Saturday, May 17, 2014

3:45a

All is quiet. The baby has finally finished his tossing and turning. My husband is fast asleep beside me. And I am up. Mournful and teary eyed and pensive.

At 3:45 am.

Emotions run high in these wee morning hours when I have time to reflect on how tired I am and how imperfect and what needs to be done the next day. I've spent many a night searching Google for some indication of when my life will get better, when sleep will come, when freedom will return.

And for all that effort I've come up empty handed. 

Sometimes I feel guilty complaining or even feeling the way I do. My son is so beautiful and his smiles and coos literally keep me going when I'm on edge. 
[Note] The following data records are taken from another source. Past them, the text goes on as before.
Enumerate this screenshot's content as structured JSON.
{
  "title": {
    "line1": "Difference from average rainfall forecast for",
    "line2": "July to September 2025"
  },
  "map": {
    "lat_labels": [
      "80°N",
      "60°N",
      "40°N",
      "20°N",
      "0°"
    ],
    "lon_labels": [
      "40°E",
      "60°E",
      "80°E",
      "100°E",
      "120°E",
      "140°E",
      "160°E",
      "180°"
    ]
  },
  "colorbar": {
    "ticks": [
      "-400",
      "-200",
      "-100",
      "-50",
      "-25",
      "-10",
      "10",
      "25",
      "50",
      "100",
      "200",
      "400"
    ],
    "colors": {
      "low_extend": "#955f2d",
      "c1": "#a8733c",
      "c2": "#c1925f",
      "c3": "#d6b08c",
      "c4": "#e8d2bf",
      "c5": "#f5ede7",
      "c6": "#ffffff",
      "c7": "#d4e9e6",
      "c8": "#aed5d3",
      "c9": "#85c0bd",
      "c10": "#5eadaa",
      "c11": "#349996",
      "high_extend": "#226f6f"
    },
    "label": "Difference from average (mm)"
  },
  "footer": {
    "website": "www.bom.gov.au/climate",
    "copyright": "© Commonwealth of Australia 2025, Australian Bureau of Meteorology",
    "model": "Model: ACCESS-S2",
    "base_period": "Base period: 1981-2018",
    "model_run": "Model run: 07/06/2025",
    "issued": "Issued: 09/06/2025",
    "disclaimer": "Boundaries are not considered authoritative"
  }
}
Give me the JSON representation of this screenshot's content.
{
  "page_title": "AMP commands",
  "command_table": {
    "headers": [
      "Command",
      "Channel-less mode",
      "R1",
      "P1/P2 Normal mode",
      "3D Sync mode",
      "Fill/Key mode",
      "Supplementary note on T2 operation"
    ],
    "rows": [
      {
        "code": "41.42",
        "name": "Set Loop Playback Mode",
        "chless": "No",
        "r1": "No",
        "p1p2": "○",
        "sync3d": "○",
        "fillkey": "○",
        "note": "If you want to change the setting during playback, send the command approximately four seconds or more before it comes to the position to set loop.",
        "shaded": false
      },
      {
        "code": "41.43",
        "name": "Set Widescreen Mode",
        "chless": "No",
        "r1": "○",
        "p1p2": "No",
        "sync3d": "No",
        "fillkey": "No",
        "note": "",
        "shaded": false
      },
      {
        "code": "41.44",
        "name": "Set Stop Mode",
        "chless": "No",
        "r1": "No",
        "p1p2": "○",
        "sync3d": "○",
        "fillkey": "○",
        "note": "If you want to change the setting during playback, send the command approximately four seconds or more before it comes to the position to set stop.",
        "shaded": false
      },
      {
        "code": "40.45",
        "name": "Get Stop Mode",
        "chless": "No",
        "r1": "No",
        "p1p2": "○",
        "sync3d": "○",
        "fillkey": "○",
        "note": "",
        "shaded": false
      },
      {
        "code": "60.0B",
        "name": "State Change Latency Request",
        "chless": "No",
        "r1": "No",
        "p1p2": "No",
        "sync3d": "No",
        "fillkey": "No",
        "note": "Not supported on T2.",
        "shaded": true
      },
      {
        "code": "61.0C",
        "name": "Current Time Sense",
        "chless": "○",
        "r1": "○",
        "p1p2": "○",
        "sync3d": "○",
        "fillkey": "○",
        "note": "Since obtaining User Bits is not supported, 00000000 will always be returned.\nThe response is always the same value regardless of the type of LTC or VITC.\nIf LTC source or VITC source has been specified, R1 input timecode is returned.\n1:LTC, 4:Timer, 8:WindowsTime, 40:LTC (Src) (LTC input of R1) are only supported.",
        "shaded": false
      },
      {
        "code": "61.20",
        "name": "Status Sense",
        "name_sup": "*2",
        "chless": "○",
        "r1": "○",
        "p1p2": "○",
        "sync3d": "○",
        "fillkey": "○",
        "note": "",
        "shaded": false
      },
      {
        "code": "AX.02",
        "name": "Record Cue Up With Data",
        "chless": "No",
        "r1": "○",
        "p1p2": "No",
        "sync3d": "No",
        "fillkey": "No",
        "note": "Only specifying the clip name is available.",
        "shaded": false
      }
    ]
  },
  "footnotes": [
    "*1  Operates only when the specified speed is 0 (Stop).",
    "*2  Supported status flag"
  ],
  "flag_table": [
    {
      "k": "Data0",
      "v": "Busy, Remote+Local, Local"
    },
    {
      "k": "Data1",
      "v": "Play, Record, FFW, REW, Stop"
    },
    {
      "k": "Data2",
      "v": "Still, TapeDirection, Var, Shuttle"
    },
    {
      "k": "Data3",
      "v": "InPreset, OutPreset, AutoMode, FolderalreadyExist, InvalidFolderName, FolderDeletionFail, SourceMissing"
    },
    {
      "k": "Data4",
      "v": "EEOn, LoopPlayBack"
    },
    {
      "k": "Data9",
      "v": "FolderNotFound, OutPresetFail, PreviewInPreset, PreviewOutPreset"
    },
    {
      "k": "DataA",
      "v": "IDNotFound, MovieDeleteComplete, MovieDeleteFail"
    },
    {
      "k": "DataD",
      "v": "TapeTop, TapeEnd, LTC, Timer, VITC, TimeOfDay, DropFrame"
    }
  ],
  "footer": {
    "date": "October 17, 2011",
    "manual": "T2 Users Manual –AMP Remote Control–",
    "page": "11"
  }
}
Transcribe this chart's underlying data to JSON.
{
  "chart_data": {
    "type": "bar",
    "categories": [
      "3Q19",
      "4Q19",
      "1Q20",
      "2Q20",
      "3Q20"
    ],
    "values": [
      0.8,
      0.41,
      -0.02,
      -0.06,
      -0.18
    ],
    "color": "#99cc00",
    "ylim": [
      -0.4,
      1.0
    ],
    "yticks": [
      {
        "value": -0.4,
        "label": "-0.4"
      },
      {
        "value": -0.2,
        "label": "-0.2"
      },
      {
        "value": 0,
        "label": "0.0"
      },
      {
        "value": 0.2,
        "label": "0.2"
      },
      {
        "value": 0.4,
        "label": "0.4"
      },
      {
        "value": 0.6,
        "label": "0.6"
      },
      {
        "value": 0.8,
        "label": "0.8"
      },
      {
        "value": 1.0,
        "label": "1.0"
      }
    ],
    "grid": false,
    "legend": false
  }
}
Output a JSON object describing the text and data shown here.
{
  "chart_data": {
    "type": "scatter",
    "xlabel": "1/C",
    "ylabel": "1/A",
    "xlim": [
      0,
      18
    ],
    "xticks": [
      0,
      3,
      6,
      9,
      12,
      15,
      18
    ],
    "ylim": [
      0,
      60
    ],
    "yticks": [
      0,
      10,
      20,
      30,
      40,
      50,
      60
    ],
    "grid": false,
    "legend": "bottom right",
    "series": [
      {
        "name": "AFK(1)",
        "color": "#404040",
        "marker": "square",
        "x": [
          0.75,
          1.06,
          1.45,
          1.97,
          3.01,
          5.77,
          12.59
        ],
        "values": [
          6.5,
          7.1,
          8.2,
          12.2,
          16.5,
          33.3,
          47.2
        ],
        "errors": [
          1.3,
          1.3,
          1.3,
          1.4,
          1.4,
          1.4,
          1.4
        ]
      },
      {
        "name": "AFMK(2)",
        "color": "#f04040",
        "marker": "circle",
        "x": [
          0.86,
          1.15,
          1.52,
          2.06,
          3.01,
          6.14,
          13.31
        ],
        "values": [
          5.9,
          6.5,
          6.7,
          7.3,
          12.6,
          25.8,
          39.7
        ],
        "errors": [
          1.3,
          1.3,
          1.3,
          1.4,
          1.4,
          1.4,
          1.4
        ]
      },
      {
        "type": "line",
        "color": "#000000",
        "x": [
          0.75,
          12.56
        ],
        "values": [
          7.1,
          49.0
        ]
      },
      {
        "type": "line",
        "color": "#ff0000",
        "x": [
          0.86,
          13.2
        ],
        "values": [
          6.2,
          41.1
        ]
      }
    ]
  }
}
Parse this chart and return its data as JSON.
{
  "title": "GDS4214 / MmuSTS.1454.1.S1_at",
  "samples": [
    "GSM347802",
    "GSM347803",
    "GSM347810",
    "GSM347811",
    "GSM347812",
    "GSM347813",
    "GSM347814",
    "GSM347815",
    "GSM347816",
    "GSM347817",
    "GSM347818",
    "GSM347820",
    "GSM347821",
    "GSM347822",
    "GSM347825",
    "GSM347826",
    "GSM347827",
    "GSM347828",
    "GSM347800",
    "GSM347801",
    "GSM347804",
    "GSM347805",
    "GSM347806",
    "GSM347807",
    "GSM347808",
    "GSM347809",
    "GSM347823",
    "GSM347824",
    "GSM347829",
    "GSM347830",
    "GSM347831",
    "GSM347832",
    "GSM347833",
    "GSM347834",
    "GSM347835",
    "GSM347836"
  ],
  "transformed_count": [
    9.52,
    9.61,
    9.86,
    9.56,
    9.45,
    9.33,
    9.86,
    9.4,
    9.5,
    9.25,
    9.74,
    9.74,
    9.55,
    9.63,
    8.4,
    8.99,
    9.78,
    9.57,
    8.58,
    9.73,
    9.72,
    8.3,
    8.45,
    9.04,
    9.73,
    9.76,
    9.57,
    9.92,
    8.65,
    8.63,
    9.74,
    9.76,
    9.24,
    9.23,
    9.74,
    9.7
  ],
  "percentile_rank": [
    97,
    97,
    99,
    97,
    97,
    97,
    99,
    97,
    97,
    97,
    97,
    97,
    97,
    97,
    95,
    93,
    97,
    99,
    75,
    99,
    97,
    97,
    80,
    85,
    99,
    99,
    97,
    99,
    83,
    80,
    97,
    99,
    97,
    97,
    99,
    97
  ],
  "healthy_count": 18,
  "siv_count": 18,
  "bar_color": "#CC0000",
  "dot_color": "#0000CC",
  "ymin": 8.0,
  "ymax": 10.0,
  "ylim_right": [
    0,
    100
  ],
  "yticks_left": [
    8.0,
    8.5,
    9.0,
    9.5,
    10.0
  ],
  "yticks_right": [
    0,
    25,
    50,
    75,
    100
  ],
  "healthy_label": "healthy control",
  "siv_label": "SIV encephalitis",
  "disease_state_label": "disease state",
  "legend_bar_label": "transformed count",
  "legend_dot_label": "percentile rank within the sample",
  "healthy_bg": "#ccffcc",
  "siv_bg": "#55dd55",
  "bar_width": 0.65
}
But when my husband gets home and I really want to go out but he asks me what we will do with the baby and we end up staying at home watching two movies while my mother-in-law visits ...

Or when I buy that first post-partum dress three sizes bigger than I'm used to and then feel so depressed I eat two whole brownies ...

And when we make plans to see a Nats game with friends but then can't find a babysitter ...

I end up here. 3:45 am releasing one of the only ways I know how and hoping, trusting that my sanity is right around the corner after a good cry and at least two hours of continuous sleep (fingers crossed).

Sometimes motherhood feels incredibly lonely. Mostly now.